Toward fast, accurate and robust AI prediction of ground states in rotating BEC

TL;DR

This paper introduces an unsupervised deep learning method for accurately and efficiently computing the ground state of rotating Bose-Einstein condensates, effectively handling various physical conditions and phase transitions.

Contribution

It presents a novel normalized loss function and a virtual rotation acceleration training strategy, improving prediction accuracy and avoiding local minima in ground state computations.

Findings

Effective prediction of ground states across different rotation speeds.

Accurate modeling of phase transitions in Bose-Einstein condensates.
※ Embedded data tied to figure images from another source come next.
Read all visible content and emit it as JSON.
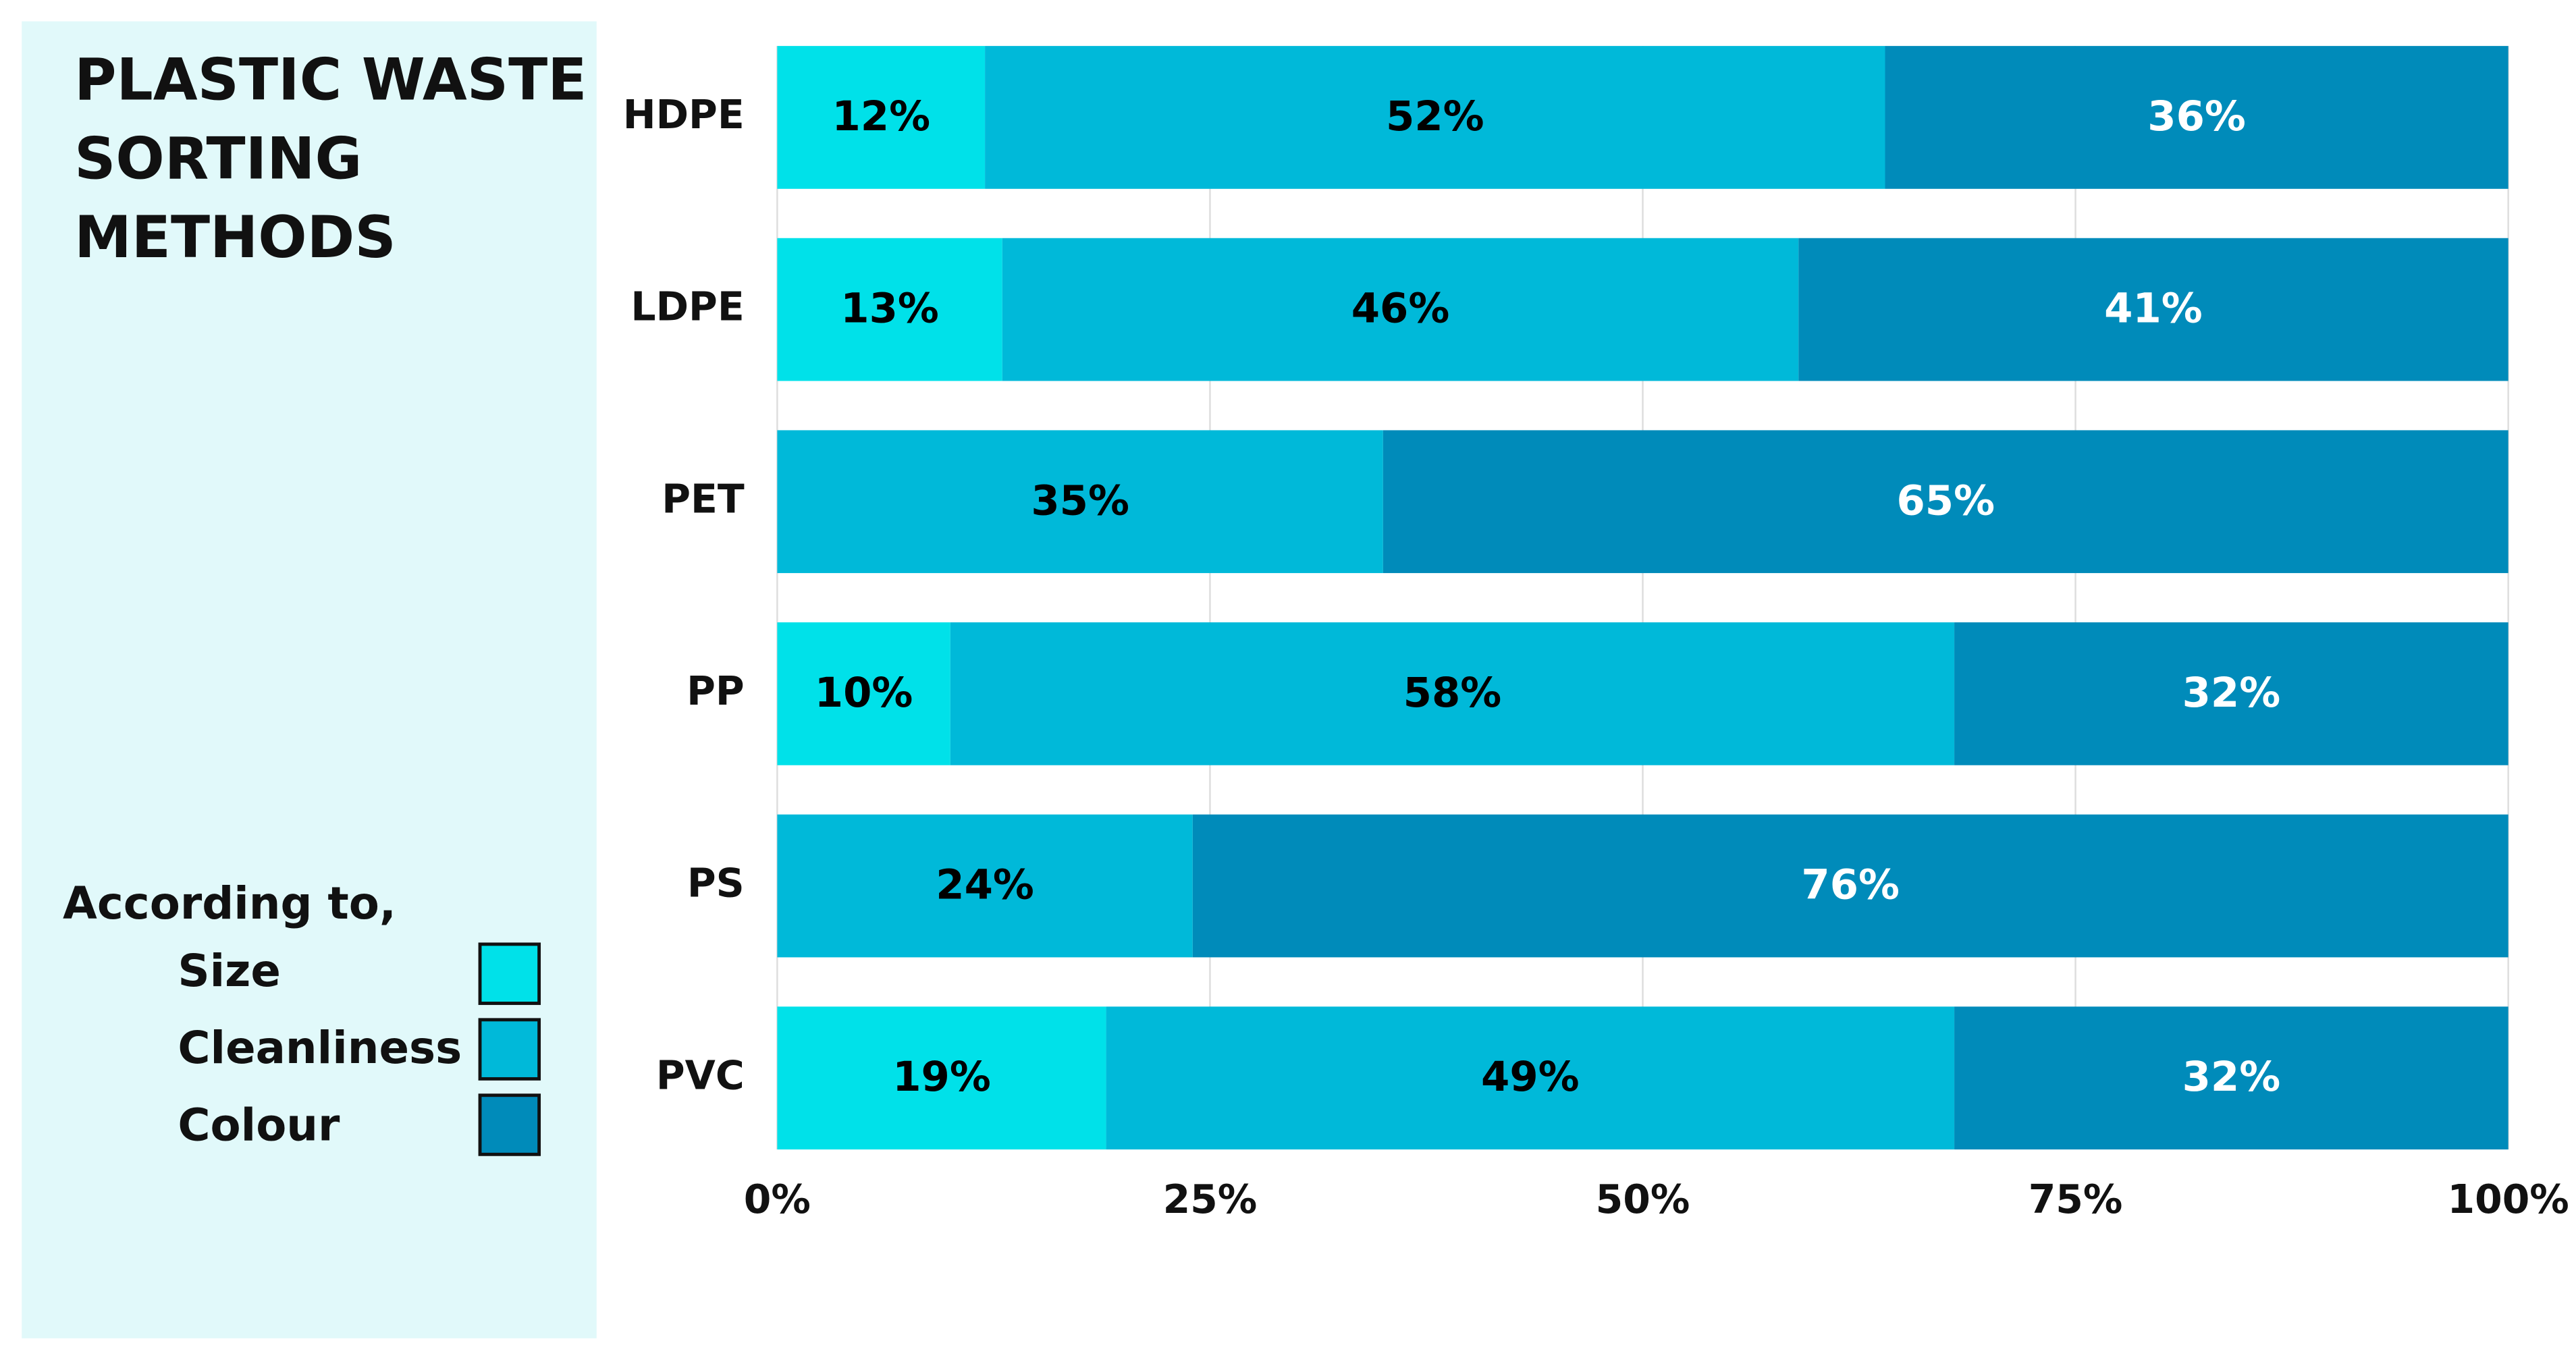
{
  "chart_data": {
    "type": "stacked_bar_horizontal",
    "title": [
      "PLASTIC WASTE",
      "SORTING",
      "METHODS"
    ],
    "legend_title": "According to,",
    "categories": [
      "HDPE",
      "LDPE",
      "PET",
      "PP",
      "PS",
      "PVC"
    ],
    "series": [
      {
        "name": "Size",
        "color": "#00e1e9",
        "label_color": "#000000",
        "values": [
          12,
          13,
          null,
          10,
          null,
          19
        ],
        "value_labels": [
          "12%",
          "13%",
          null,
          "10%",
          null,
          "19%"
        ]
      },
      {
        "name": "Cleanliness",
        "color": "#00b9d9",
        "label_color": "#000000",
        "values": [
          52,
          46,
          35,
          58,
          24,
          49
        ],
        "value_labels": [
          "52%",
          "46%",
          "35%",
          "58%",
          "24%",
          "49%"
        ]
      },
      {
        "name": "Colour",
        "color": "#008bba",
        "label_color": "#ffffff",
        "values": [
          36,
          41,
          65,
          32,
          76,
          32
        ],
        "value_labels": [
          "36%",
          "41%",
          "65%",
          "32%",
          "76%",
          "32%"
        ]
      }
    ],
    "xlim": [
      0,
      100
    ],
    "xticks": [
      {
        "value": 0,
        "label": "0%"
      },
      {
        "value": 25,
        "label": "25%"
      },
      {
        "value": 50,
        "label": "50%"
      },
      {
        "value": 75,
        "label": "75%"
      },
      {
        "value": 100,
        "label": "100%"
      }
    ],
    "grid": true
  }
}
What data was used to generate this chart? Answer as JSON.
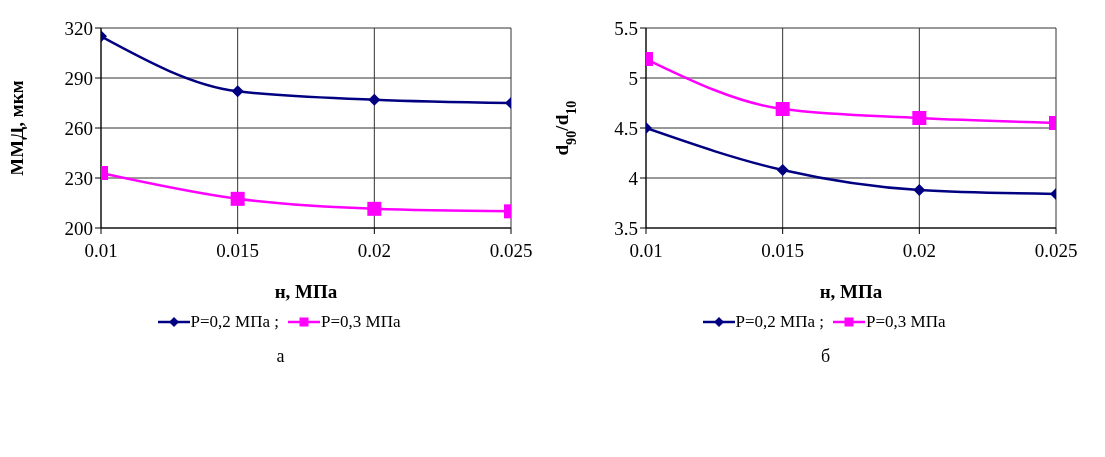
{
  "chart_data": [
    {
      "type": "line",
      "xlabel": "н, МПа",
      "ylabel": "ММД, мкм",
      "x": [
        0.01,
        0.015,
        0.02,
        0.025
      ],
      "xlim": [
        0.01,
        0.025
      ],
      "xticks": [
        0.01,
        0.015,
        0.02,
        0.025
      ],
      "ylim": [
        200,
        320
      ],
      "yticks": [
        200,
        230,
        260,
        290,
        320
      ],
      "grid": true,
      "legend": "bottom",
      "line_style": "solid",
      "annotations": [
        "а"
      ],
      "series": [
        {
          "name": "P=0,2 МПа ;",
          "color": "#000080",
          "marker": "diamond",
          "values": [
            315,
            282,
            277,
            275
          ]
        },
        {
          "name": "P=0,3 МПа",
          "color": "#ff00ff",
          "marker": "square",
          "values": [
            233,
            217.5,
            211.5,
            210
          ]
        }
      ]
    },
    {
      "type": "line",
      "xlabel": "н, МПа",
      "ylabel": "d$_{90}$/d$_{10}$",
      "x": [
        0.01,
        0.015,
        0.02,
        0.025
      ],
      "xlim": [
        0.01,
        0.025
      ],
      "xticks": [
        0.01,
        0.015,
        0.02,
        0.025
      ],
      "ylim": [
        3.5,
        5.5
      ],
      "yticks": [
        3.5,
        4,
        4.5,
        5,
        5.5
      ],
      "grid": true,
      "legend": "bottom",
      "line_style": "solid",
      "annotations": [
        "б"
      ],
      "series": [
        {
          "name": "P=0,2 МПа ;",
          "color": "#000080",
          "marker": "diamond",
          "values": [
            4.5,
            4.08,
            3.88,
            3.84
          ]
        },
        {
          "name": "P=0,3 МПа",
          "color": "#ff00ff",
          "marker": "square",
          "values": [
            5.19,
            4.69,
            4.6,
            4.55
          ]
        }
      ]
    }
  ]
}
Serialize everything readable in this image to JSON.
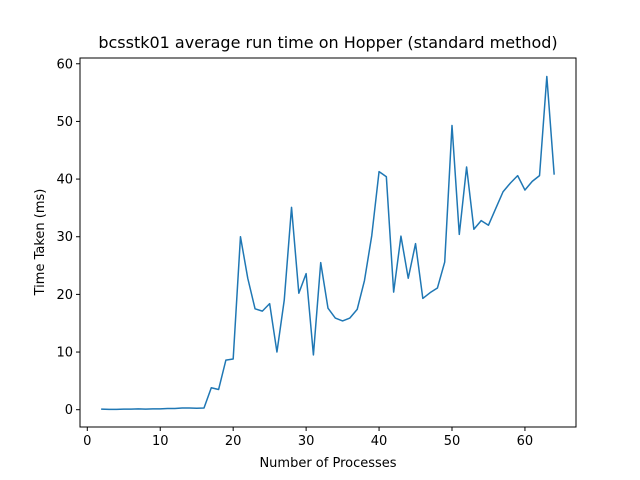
{
  "chart_data": {
    "type": "line",
    "title": "bcsstk01 average run time on Hopper (standard method)",
    "xlabel": "Number of Processes",
    "ylabel": "Time Taken (ms)",
    "xlim": [
      -1,
      67
    ],
    "ylim": [
      -3,
      61
    ],
    "xticks": [
      0,
      10,
      20,
      30,
      40,
      50,
      60
    ],
    "yticks": [
      0,
      10,
      20,
      30,
      40,
      50,
      60
    ],
    "grid": false,
    "series": [
      {
        "color": "#1f77b4",
        "x": [
          2,
          3,
          4,
          5,
          6,
          7,
          8,
          9,
          10,
          11,
          12,
          13,
          14,
          15,
          16,
          17,
          18,
          19,
          20,
          21,
          22,
          23,
          24,
          25,
          26,
          27,
          28,
          29,
          30,
          31,
          32,
          33,
          34,
          35,
          36,
          37,
          38,
          39,
          40,
          41,
          42,
          43,
          44,
          45,
          46,
          47,
          48,
          49,
          50,
          51,
          52,
          53,
          54,
          55,
          56,
          57,
          58,
          59,
          60,
          61,
          62,
          63,
          64
        ],
        "y": [
          0.1,
          0.05,
          0.05,
          0.1,
          0.1,
          0.15,
          0.1,
          0.15,
          0.15,
          0.2,
          0.2,
          0.3,
          0.3,
          0.25,
          0.3,
          3.8,
          3.5,
          8.6,
          8.8,
          30.0,
          22.8,
          17.5,
          17.1,
          18.4,
          10.0,
          19.0,
          35.1,
          20.2,
          23.6,
          9.5,
          25.5,
          17.6,
          15.9,
          15.4,
          15.9,
          17.4,
          22.4,
          30.2,
          41.3,
          40.4,
          20.4,
          30.1,
          22.8,
          28.8,
          19.3,
          20.3,
          21.1,
          25.6,
          49.3,
          30.4,
          42.1,
          31.3,
          32.8,
          32.0,
          34.9,
          37.8,
          39.3,
          40.6,
          38.1,
          39.6,
          40.6,
          57.8,
          40.9
        ]
      }
    ]
  }
}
Rapid generalization of physical parameters using a unified operator network.

Abstract

We propose an unsupervised deep learning approach for computing the ground state (GS) of rotating Bose-Einstein condensation. To minimize the energy under a mass constraint, our approach introduces two key and novel ingredients: a normalized loss function that exactly enforces the mass constraint, and a training strategy named virtual rotation acceleration that is essential for avoiding local minima and guiding the learning process to the correct quantized vortex phase. Extensive numerical experiments demonstrate the proposed approach as an effective and accurate method to predict GS across physical conditions--from slow to fast rotation and from isotropic to anisotropic confinement. Through further distillation, we establish a unified operator network capable of efficiently generalizing physical parameters across different phases. It enables rapid GS predictions while correctly capturing phase transitions and is applied for inverse problems.